Vista de la exposición en NF Galería
En los inicios de su brillantísima trayectoria, caracterizada por la solidez de los principios y la coherencia de su desarrollo, las primeras obras de Jordi Teixidor (Valencia, 1941) que conocieron relevancia en el angosto mundo artístico español de finales de los años 60, fueron realizadas en madera, trabajada manualmente por el propio artista y luego pintada, que combinaban los modos de una escultura geométrica, formalmente próxima al minimalismo, y que incluían el guiño duchampiano de simular objetos domésticos. Eran entonces los años en que la "obra abierta" promovida por Umberto Eco se hizo popular; el momento en el que se invitaba al espectador a manipular libremente los elementos de las obras. Con ironía poco contenida, la primera exposición de Teixidor en la galería Edurne de Madrid, en 1968, se titulaba Puertas. Pocos años después presentaba en otra galería que fue vertebral en la renovación artística de los años 70, Daniel, sus Aperspectivas, construcciones en madera pintada, que simulaban formas que contradecían las leyes de la perspectiva y que siempre he vinculado con las figuras imposibles que hacía en aquellos años José María Yturralde.De entonces a hoy, la obra de Teixidor se ha centrado exclusivamente en la pintura, y en una práctica de la abstracción extremadamente exigente en la simplificación formal, que investiga las infinitas posibilidades de partición de la superficie del lienzo o de la tabla en bandas de anchuras variables y cuya disposición tanto puede ser según la orientación vertical como la horizontal del cuadro, y que sustenta tanto su poder como su seductora magia en la excepcional capacidad cromática, que no colorista, del pintor.

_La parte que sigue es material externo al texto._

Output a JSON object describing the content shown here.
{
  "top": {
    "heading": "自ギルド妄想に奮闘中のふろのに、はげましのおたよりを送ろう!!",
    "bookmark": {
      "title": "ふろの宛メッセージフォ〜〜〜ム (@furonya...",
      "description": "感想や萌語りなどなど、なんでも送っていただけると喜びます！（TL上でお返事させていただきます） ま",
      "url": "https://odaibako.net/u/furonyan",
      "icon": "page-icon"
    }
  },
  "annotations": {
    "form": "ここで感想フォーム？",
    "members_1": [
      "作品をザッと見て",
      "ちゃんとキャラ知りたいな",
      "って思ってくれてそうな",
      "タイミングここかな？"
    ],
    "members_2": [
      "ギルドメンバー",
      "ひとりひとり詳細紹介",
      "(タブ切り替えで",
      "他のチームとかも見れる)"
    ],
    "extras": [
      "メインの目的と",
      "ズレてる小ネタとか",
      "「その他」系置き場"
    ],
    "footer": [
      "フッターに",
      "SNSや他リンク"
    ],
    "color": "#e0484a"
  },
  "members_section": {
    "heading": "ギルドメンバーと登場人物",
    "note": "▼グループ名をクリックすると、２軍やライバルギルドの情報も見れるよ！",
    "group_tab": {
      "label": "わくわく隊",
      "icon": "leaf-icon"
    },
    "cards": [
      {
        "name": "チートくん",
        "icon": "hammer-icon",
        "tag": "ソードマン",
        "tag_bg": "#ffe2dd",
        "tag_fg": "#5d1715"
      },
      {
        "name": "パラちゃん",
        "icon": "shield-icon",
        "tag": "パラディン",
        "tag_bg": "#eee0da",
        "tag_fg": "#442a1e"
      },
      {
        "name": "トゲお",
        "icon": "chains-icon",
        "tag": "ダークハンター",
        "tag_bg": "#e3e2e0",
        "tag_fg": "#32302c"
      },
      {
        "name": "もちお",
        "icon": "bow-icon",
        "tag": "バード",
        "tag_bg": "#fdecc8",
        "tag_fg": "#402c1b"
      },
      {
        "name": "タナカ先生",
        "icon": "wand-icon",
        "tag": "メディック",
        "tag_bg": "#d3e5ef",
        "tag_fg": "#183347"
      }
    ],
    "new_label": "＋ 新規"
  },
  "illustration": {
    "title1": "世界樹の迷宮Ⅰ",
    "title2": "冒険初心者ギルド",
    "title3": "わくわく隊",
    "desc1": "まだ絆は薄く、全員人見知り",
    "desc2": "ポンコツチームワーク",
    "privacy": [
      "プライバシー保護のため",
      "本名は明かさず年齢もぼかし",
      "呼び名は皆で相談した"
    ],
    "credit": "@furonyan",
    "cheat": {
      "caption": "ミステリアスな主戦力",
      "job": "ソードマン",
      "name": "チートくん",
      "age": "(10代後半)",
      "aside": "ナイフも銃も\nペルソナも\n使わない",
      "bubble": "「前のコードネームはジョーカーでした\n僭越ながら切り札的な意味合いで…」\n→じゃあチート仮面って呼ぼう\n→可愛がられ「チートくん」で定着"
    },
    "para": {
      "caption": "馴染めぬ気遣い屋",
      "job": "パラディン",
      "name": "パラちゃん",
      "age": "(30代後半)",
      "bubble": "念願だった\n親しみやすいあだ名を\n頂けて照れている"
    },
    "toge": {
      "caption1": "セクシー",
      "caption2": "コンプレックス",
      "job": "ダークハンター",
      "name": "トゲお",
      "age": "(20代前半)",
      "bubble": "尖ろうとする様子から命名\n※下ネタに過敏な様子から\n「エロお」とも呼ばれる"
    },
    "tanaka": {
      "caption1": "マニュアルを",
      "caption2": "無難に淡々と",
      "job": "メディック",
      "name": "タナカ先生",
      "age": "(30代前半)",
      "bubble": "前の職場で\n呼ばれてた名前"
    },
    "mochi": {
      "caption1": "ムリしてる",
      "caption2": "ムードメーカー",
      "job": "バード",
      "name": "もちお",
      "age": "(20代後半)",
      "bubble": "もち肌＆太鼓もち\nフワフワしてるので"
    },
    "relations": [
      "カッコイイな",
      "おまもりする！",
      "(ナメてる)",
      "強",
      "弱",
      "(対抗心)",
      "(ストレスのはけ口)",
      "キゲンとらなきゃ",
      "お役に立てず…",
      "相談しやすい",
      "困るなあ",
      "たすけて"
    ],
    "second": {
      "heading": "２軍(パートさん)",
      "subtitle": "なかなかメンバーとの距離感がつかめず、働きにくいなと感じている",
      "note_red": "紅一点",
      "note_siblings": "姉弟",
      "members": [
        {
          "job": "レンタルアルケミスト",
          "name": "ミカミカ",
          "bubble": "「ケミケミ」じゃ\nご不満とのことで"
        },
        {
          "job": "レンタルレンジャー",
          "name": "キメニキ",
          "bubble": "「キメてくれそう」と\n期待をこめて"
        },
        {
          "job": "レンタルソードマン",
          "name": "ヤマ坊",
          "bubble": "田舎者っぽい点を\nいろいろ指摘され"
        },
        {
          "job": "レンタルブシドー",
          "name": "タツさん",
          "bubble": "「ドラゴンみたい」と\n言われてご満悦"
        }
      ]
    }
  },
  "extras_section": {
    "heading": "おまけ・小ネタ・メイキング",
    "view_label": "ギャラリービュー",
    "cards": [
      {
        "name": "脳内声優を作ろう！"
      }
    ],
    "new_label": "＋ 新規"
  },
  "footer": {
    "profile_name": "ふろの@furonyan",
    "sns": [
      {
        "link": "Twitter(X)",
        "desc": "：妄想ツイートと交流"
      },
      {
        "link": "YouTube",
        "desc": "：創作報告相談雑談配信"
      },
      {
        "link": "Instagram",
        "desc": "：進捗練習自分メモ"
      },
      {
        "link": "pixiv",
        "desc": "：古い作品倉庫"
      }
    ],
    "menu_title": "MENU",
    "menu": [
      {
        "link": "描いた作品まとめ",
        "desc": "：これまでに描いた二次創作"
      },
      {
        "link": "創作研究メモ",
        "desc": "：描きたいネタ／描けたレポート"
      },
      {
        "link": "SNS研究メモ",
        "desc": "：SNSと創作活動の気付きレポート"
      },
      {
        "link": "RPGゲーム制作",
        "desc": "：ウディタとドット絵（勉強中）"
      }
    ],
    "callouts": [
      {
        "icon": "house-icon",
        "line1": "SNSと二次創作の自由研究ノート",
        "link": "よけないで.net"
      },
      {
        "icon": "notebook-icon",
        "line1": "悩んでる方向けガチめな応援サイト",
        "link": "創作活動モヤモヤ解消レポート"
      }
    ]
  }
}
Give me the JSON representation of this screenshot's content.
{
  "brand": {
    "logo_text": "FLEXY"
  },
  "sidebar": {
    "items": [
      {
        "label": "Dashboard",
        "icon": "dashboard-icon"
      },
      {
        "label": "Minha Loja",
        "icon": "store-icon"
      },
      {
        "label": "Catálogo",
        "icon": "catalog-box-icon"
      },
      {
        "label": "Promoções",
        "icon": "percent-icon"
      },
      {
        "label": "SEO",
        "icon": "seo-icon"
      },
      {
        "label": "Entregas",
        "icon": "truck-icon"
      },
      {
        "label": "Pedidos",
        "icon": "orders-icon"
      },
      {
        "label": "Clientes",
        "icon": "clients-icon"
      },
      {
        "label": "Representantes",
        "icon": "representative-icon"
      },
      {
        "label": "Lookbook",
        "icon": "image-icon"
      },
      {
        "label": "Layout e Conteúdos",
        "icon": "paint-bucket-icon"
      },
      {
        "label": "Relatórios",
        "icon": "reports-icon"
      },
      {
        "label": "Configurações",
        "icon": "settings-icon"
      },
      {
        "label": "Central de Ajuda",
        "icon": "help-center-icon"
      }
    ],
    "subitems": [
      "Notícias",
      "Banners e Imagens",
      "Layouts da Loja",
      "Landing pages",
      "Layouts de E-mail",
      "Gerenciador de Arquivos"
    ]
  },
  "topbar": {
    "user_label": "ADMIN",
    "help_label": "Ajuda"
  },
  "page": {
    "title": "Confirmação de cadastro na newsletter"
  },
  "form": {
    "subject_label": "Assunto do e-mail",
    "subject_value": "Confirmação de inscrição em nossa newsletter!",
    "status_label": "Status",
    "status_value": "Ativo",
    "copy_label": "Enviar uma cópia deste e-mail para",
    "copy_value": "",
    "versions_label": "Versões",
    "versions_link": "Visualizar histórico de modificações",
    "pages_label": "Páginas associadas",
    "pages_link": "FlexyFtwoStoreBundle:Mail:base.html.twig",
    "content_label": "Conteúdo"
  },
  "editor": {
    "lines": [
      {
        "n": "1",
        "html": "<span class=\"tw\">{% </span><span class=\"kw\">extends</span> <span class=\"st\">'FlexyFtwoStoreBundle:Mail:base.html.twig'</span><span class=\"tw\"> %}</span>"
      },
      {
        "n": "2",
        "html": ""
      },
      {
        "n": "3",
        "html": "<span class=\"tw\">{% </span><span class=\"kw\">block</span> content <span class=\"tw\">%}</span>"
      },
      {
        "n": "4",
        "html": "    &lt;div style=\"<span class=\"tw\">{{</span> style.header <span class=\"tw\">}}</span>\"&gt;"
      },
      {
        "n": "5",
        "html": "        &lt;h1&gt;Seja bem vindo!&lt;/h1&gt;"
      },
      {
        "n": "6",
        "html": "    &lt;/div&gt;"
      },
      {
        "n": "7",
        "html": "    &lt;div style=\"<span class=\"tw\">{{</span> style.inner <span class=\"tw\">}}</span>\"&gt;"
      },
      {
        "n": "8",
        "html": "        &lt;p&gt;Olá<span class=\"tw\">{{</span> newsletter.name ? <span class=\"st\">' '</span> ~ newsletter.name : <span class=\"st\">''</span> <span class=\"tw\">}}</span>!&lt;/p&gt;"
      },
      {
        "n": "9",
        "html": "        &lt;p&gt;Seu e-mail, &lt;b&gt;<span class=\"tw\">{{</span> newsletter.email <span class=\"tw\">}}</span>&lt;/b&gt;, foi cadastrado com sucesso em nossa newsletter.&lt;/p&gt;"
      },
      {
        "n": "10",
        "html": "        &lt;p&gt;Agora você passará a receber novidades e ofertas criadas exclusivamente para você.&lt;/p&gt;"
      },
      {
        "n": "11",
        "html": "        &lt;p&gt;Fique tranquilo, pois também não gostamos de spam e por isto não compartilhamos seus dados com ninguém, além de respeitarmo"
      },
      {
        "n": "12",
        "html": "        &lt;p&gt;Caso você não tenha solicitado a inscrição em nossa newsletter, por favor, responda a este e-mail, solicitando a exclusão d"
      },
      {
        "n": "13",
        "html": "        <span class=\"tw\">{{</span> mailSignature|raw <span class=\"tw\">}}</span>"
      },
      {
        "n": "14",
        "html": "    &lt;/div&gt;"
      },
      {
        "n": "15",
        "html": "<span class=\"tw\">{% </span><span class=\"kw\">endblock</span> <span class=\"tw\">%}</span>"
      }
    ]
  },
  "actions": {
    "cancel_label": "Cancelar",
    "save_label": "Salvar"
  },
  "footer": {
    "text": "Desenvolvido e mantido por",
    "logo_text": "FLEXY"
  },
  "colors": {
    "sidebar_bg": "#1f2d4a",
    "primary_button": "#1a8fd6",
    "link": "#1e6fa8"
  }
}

Ahora, en su segunda exposición individual en la recientemente bautizada como NF Galería, sin detrimento alguno de los rasgos de sencillez y "opulencia cromática" exhibida en su muestra de hace cuatro años, el artista ha vuelto la mirada hacia aquella primitiva idea de las cajas y la madera y, bien ha metido el cuadro dentro de alguna, o bien añade a la superficie del cuadro ciertos cortes de madera pintada que cambian o modifican su estructura.
En el primer caso, el más numeroso, la caja en cuestión, su composición, cortes o formulaciones formales, trabajada directamente por el artista sin ayuda de ebanista alguno, no se comporta como un mero contenedor de la pintura, sino que interactúa con ella, a veces trazando líneas donde antes no las había o conformando huecos de formas geométricas combinables con las ya existentes y previamente pintadas. En el segundo caso, del que muestra sólo dos ejemplos en el espacio interior de la sala, la figura compuesta en madera bien añade un espacio de color brillante a una superficie matizada, así el cuadrado de luminoso amarillo que en uno de ellos juega con las bandas negras y el verde espeso y apagado del cuadro, bien establece una contraposición entre la sofocada turbulencia de la parte oscura de la tela y la abigarrada y trémula del rectángulo blanco garabateado.
En uno y otro caso hay una oscilación constante entre pintura plana y volúmenes que las vigoriza. Y, sobre todo, una profunda vida interior, bullente y cambiante en el seno de las aparentemente impávidas superficies pintadas con verdes imposibles, rojos tizianescos, violetas aterciopelados y negros y grises de inacabables matices. Un gozo inagotable en una exposición magníficamente organizada.